# Need an Id



## fishofury (May 10, 2003)

Hey Frank, I need an ID on this P. Thanks!


----------



## fishofury (May 10, 2003)

Another shot with lights on.


----------



## french toast (May 2, 2003)

Looks like a beautiful brandti to me


----------



## bigred (Nov 13, 2003)

i have 1 that looks like that but the bottem fin is red. what could it be? i dont have a camra to show u.


----------



## DiXoN (Jan 31, 2003)

looks like a brandti to me also
dixon


----------



## wrathofgeo (Aug 23, 2003)

how big is it? that goldness is beautiful! looks like a brandtii to me also.


----------



## Grosse Gurke (Jan 3, 2003)

Little brandtii by the fin placement...very pretty indeed.


----------



## hastatus (Jan 16, 2003)

Not a brandtii, fins are not placed right. Also, this is a young fish, spotting has not fully developed. No opinion on species (than what I wrote) other than being a Serrasalmus sp. The red anal fin doesn't mean anything because rhombeus have anal fin red though not as bright as this one, but not a good indicator anyway.


----------



## fishofury (May 10, 2003)

hastatus said:


> Not a brandtii, fins are not placed right. Also, this is a young fish, spotting has not fully developed. No opinion on species (than what I wrote) other than being a Serrasalmus sp. The red anal fin doesn't mean anything because rhombeus have anal fin red though not as bright as this one, but not a good indicator anyway.


 Thanks, Frank.


----------



## Judazzz (Jan 13, 2003)

Just wondering: is the typical fin placement of brandtii only present in older fish, or do fish of all ages have it?
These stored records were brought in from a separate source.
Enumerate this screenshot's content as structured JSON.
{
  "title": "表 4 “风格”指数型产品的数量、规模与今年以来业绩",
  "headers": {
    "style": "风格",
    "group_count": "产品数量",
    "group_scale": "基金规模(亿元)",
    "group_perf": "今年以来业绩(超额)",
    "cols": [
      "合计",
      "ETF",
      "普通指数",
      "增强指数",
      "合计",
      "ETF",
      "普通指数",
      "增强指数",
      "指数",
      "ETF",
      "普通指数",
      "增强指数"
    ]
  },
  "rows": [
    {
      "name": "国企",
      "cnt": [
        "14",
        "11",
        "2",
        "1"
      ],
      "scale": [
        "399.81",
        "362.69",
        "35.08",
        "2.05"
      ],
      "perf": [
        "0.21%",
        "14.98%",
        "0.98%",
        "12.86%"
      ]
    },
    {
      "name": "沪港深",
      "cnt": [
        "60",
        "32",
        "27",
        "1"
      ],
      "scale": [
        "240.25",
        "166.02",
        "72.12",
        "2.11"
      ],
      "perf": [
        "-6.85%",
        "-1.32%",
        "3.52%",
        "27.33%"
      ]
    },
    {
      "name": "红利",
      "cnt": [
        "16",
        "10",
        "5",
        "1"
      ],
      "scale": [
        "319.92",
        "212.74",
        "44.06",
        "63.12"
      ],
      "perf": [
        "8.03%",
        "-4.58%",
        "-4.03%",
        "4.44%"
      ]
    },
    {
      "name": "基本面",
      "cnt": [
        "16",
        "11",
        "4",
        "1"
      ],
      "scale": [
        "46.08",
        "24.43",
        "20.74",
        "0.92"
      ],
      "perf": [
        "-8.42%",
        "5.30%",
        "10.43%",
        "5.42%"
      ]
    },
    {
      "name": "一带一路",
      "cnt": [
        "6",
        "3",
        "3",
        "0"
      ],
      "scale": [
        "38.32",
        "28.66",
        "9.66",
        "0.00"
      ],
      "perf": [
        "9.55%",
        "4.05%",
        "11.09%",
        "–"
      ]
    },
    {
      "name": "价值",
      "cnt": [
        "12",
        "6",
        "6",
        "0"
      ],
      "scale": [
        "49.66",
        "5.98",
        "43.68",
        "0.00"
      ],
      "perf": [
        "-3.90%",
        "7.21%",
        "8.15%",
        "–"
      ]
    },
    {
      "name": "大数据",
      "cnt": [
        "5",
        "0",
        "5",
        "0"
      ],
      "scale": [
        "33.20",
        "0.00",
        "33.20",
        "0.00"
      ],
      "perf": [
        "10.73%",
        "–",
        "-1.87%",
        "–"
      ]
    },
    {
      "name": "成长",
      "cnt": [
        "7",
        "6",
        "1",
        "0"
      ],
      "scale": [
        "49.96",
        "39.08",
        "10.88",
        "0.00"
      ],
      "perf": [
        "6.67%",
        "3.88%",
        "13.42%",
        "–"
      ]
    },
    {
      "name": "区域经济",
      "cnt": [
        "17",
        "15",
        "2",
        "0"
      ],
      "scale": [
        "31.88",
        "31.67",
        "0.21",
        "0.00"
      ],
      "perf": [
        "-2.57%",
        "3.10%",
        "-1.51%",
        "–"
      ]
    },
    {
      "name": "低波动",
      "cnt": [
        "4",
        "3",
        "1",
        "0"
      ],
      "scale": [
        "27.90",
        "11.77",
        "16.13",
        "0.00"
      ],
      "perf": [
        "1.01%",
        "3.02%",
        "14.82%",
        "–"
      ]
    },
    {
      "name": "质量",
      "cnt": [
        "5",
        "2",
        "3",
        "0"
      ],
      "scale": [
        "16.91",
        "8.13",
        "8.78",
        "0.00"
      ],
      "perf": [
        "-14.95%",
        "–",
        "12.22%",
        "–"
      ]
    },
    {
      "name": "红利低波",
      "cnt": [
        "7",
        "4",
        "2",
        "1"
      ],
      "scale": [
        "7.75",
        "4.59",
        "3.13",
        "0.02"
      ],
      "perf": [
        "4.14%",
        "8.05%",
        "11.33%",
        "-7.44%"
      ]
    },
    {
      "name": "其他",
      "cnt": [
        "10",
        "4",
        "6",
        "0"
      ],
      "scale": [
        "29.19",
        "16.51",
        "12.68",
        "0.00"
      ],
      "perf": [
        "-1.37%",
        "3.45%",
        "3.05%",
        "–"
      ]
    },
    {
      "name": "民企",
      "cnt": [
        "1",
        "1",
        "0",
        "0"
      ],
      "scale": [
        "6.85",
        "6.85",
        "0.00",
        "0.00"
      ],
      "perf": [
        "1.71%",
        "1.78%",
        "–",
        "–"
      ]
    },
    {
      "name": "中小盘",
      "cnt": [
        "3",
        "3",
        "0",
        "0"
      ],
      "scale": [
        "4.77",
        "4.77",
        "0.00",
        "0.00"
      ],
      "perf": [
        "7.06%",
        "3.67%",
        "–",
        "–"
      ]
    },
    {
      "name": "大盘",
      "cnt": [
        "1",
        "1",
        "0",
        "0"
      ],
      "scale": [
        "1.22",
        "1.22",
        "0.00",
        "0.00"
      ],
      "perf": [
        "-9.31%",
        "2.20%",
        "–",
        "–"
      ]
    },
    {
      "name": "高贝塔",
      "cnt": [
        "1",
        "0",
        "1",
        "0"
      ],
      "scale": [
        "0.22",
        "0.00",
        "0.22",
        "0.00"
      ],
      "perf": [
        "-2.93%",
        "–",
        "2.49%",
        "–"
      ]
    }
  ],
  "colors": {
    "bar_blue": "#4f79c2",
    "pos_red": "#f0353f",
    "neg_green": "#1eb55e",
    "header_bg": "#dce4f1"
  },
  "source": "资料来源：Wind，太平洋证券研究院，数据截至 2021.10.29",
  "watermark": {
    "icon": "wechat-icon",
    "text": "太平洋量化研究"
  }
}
btw: that's a beautiful fish you have, regardless of what species it is


----------



## Winkyee (Feb 17, 2003)

Judazzz said:


> Just wondering: is the typical fin placement of brandtii only present in older fish, or do fish of all ages have it?
> 
> btw: that's a beautiful fish you have, regardless of what species it is


 I think they tend to lose the "typical fin placement " as they grow larger.


----------



## oburi (Jul 11, 2003)

very beautiful serra!









Oburi


----------



## fishofury (May 10, 2003)

Thanks for the compliments. That serra will no longer be mines as soon as my cousin can come pick it up.


----------



## traumatic (Jan 29, 2003)

That is one nice ass fish. Sucks you are getting rid of it.


----------



## Atlanta Braves Baby! (Mar 12, 2003)

I saw him in person and he is very nice!


----------